Coffee over the last 20 years (11 two-year cycles), has seen three two-year cycle global surpluses and eight two-year cycle global deficits (coffee typically runs in two-year cycles with an up year and a down year). In that time, the cumulative net global deficit has been -36 million bags. This deficit has been satisfied by Brazilian buffer stocks that will approach zero in late spring. Price has not risen high enough to generate an increase in planted acreage and the needed spending on crop inputs to increase production.
Coffee is on the verge of repricing higher 20 years worth of insufficient pricing. Typically any repricing following extended mispricings overshoots the fundamentals. In coffee’s case, the fundamentals support $2-$2.50 per pound, absent any adverse effects from Mother Nature. Should Mother Nature provide a frost or drought, or if the current concern over the flowering/blooming phase irregularities from this fall prove to be justified, there may not be any coffee available at any price.
This would be similar to what happened to Colombian coffee prices in early 2009 (record differentials) and what appears likely to happen again, only more extreme, in Colombia in 2010. Differentials against New York futures already have shot up 50¢ per pound and they keep rising and it is not even the highest demand period. The crisis in supply in Colombia could now spread to Brazil and set off a Roman candle of roaster buying panic.
“No bottomless cup here,” shows that supply and demand remain in an unsustainable imbalance. The main Intercontinental Exchange (ICE) warehouses for storing coffee in the United States are located in New York, Miami and New Orleans. Currently, New York has 452,000 bags, Miami has 73,000 bags and New Orleans has 516,000 bags. These represent the lowest levels in more than a decade. The only other time when supplies were lower was in 1997, the last major bull market. However, in 1997 Brazil had huge buffer stocks available to tap when the price was right. In the spring of 2010, Brazil will only have between 0 and 2 million bags in reserve. If the certified ICE warehouse stocks in the United States keep dwindling as they almost have to, then where will the coffee come from to replenish depleted U.S. supplies? It can only come from private roaster coffee buffer stocks, which are near record lows in terms of the historical stock to usage ratio.

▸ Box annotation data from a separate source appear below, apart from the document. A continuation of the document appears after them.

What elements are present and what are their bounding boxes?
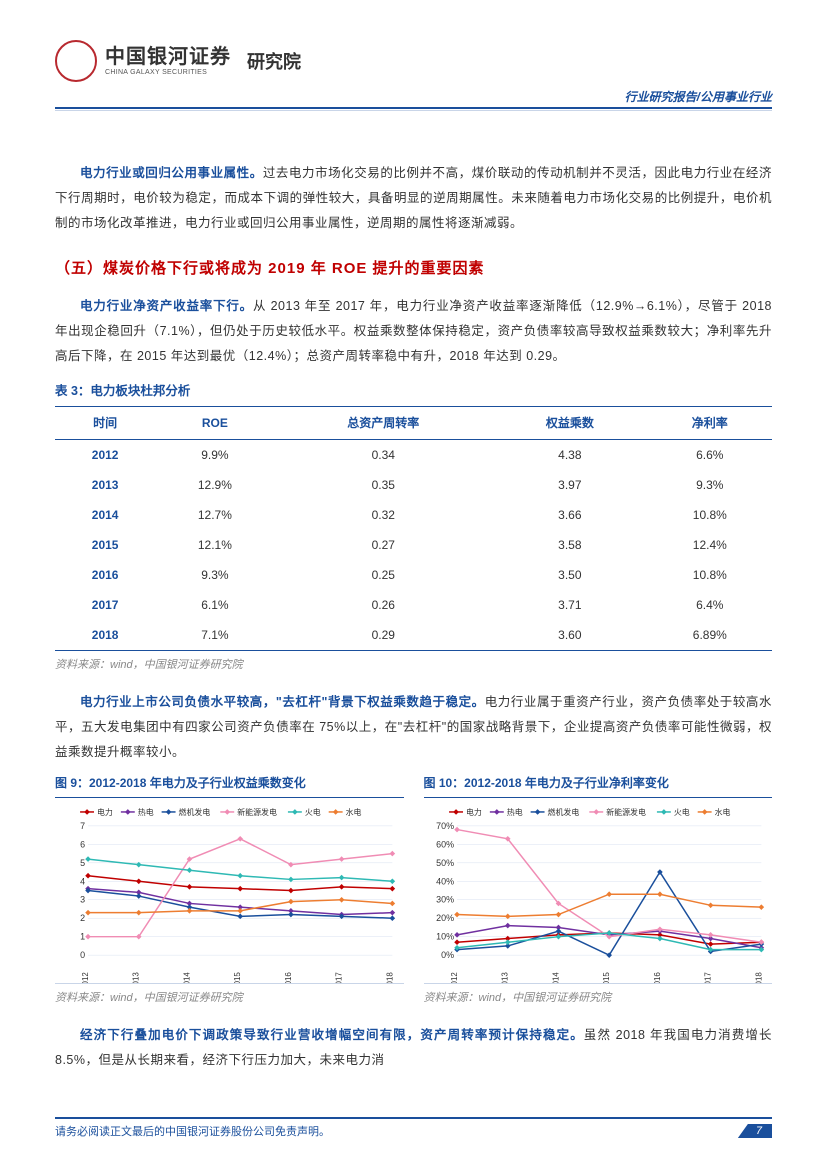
chart-9-source: 资料来源：wind，中国银河证券研究院 bbox=[55, 987, 404, 1009]
para-1: 电力行业或回归公用事业属性。过去电力市场化交易的比例并不高，煤价联动的传动机制并… bbox=[55, 161, 772, 236]
disclaimer: 请务必阅读正文最后的中国银河证券股份公司免责声明。 bbox=[55, 1123, 330, 1139]
table-header: 总资产周转率 bbox=[274, 407, 492, 440]
svg-text:燃机发电: 燃机发电 bbox=[547, 807, 579, 817]
logo-text: 中国银河证券 CHINA GALAXY SECURITIES bbox=[105, 47, 231, 76]
svg-text:电力: 电力 bbox=[465, 807, 481, 817]
svg-text:2018: 2018 bbox=[754, 972, 763, 983]
svg-text:新能源发电: 新能源发电 bbox=[237, 807, 277, 817]
svg-text:热电: 热电 bbox=[138, 807, 154, 817]
page-number: 7 bbox=[738, 1124, 772, 1138]
svg-text:2017: 2017 bbox=[335, 972, 344, 983]
svg-text:5: 5 bbox=[80, 858, 85, 868]
svg-text:2014: 2014 bbox=[182, 972, 191, 983]
svg-text:火电: 火电 bbox=[673, 807, 689, 817]
svg-text:2015: 2015 bbox=[233, 972, 242, 983]
svg-text:2018: 2018 bbox=[385, 972, 394, 983]
svg-text:火电: 火电 bbox=[305, 807, 321, 817]
table-header: 净利率 bbox=[648, 407, 772, 440]
para-4: 经济下行叠加电价下调政策导致行业营收增幅空间有限，资产周转率预计保持稳定。虽然 … bbox=[55, 1023, 772, 1073]
svg-text:6: 6 bbox=[80, 839, 85, 849]
body: 电力行业或回归公用事业属性。过去电力市场化交易的比例并不高，煤价联动的传动机制并… bbox=[55, 161, 772, 1073]
logo-en: CHINA GALAXY SECURITIES bbox=[105, 69, 231, 76]
para-3: 电力行业上市公司负债水平较高，"去杠杆"背景下权益乘数趋于稳定。电力行业属于重资… bbox=[55, 690, 772, 765]
table-row: 201512.1%0.273.5812.4% bbox=[55, 530, 772, 560]
logo-cn: 中国银河证券 bbox=[105, 47, 231, 67]
table-header: 权益乘数 bbox=[492, 407, 647, 440]
table-row: 20187.1%0.293.606.89% bbox=[55, 620, 772, 651]
para-4-lead: 经济下行叠加电价下调政策导致行业营收增幅空间有限，资产周转率预计保持稳定。 bbox=[80, 1028, 584, 1042]
header-rule-thin bbox=[55, 110, 772, 111]
svg-text:2016: 2016 bbox=[652, 972, 661, 983]
section-heading: （五）煤炭价格下行或将成为 2019 年 ROE 提升的重要因素 bbox=[55, 254, 772, 284]
header-rule bbox=[55, 107, 772, 109]
chart-9: 图 9：2012-2018 年电力及子行业权益乘数变化 电力 热电 燃机发电 新能源发… bbox=[55, 771, 404, 1023]
footer-rule bbox=[55, 1117, 772, 1119]
footer: 请务必阅读正文最后的中国银河证券股份公司免责声明。 7 bbox=[55, 1117, 772, 1139]
svg-text:0%: 0% bbox=[441, 950, 454, 960]
svg-text:2015: 2015 bbox=[602, 972, 611, 983]
chart-10-source: 资料来源：wind，中国银河证券研究院 bbox=[424, 987, 773, 1009]
svg-text:3: 3 bbox=[80, 895, 85, 905]
svg-text:2012: 2012 bbox=[81, 972, 90, 983]
svg-text:70%: 70% bbox=[436, 821, 454, 831]
table-row: 20169.3%0.253.5010.8% bbox=[55, 560, 772, 590]
table-source: 资料来源：wind，中国银河证券研究院 bbox=[55, 654, 772, 676]
svg-text:1: 1 bbox=[80, 932, 85, 942]
svg-text:7: 7 bbox=[80, 821, 85, 831]
svg-text:2012: 2012 bbox=[450, 972, 459, 983]
para-2-lead: 电力行业净资产收益率下行。 bbox=[80, 299, 253, 313]
svg-text:40%: 40% bbox=[436, 876, 454, 886]
table-row: 20176.1%0.263.716.4% bbox=[55, 590, 772, 620]
svg-text:2013: 2013 bbox=[500, 972, 509, 983]
svg-text:水电: 水电 bbox=[346, 807, 362, 817]
charts-row: 图 9：2012-2018 年电力及子行业权益乘数变化 电力 热电 燃机发电 新能源发… bbox=[55, 771, 772, 1023]
svg-text:2016: 2016 bbox=[284, 972, 293, 983]
svg-text:50%: 50% bbox=[436, 858, 454, 868]
chart-9-title: 图 9：2012-2018 年电力及子行业权益乘数变化 bbox=[55, 771, 404, 798]
dupont-table: 时间ROE总资产周转率权益乘数净利率 20129.9%0.344.386.6%2… bbox=[55, 406, 772, 651]
svg-text:电力: 电力 bbox=[97, 807, 113, 817]
svg-text:10%: 10% bbox=[436, 932, 454, 942]
svg-text:水电: 水电 bbox=[714, 807, 730, 817]
para-1-lead: 电力行业或回归公用事业属性。 bbox=[80, 166, 263, 180]
svg-text:燃机发电: 燃机发电 bbox=[179, 807, 211, 817]
doc-meta: 行业研究报告/公用事业行业 bbox=[55, 88, 772, 105]
para-2: 电力行业净资产收益率下行。从 2013 年至 2017 年，电力行业净资产收益率… bbox=[55, 294, 772, 369]
chart-10-title: 图 10：2012-2018 年电力及子行业净利率变化 bbox=[424, 771, 773, 798]
svg-text:2014: 2014 bbox=[551, 972, 560, 983]
svg-text:2: 2 bbox=[80, 913, 85, 923]
chart-10-svg: 电力 热电 燃机发电 新能源发电 火电 水电 0% 10% 20% 30% 40% 50% 60% 70%… bbox=[424, 804, 773, 983]
chart-10: 图 10：2012-2018 年电力及子行业净利率变化 电力 热电 燃机发电 新能源发… bbox=[424, 771, 773, 1023]
para-3-lead: 电力行业上市公司负债水平较高，"去杠杆"背景下权益乘数趋于稳定。 bbox=[80, 695, 485, 709]
svg-text:4: 4 bbox=[80, 876, 85, 886]
chart-9-svg: 电力 热电 燃机发电 新能源发电 火电 水电 0 1 2 3 4 5 6 7 2012 2013 2014 201… bbox=[55, 804, 404, 983]
svg-text:60%: 60% bbox=[436, 839, 454, 849]
galaxy-logo-icon bbox=[55, 40, 97, 82]
svg-text:20%: 20% bbox=[436, 913, 454, 923]
svg-text:30%: 30% bbox=[436, 895, 454, 905]
report-header: 中国银河证券 CHINA GALAXY SECURITIES 研究院 bbox=[55, 40, 772, 82]
table-header: 时间 bbox=[55, 407, 155, 440]
table-title: 表 3：电力板块杜邦分析 bbox=[55, 379, 772, 404]
table-row: 20129.9%0.344.386.6% bbox=[55, 440, 772, 471]
institute-label: 研究院 bbox=[247, 48, 301, 74]
svg-text:2013: 2013 bbox=[132, 972, 141, 983]
svg-text:0: 0 bbox=[80, 950, 85, 960]
table-row: 201412.7%0.323.6610.8% bbox=[55, 500, 772, 530]
svg-text:新能源发电: 新能源发电 bbox=[606, 807, 646, 817]
svg-text:热电: 热电 bbox=[506, 807, 522, 817]
table-header: ROE bbox=[155, 407, 274, 440]
table-row: 201312.9%0.353.979.3% bbox=[55, 470, 772, 500]
svg-text:2017: 2017 bbox=[703, 972, 712, 983]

Demand at some point in 2010 will need to be rationed to promote global production and buy time for this production response to filter into creating production surpluses that can rebuild depleted global buffer stocks.
The earliest that this scenario could happen would be in crop cycle year 2012/2013. This would only be possible if prices spike and remain high for an extended period of time. The longer coffee takes to spike higher, the higher coffee prices will ultimately need to go to address this gross imbalance. “Caffeinated” illustrates that a bullish contracting channel has been in place since July. A break out of this pattern above the upper channel line is likely. At year end, coffee prices were sitting at the lower end of the channel at an ideal entry point.
The March 2010 contract is the spot price currently and is where futures purchases should be concentrated. A breakout of this pattern to the upside would place the next major historical technical price objective at $2 per pound. This would represent a move of around 60¢ from current levels, a profit per futures contract of $22,000 with an initial margin requirement of $3,200. Protective stop orders should be placed 10¢ below entry or just below a break of the lower trend line to mitigate downside risk. This provides a risk reward of 1:6 with the potential to increase sevenfold the initial margin requirement. This is an appealing risk profile.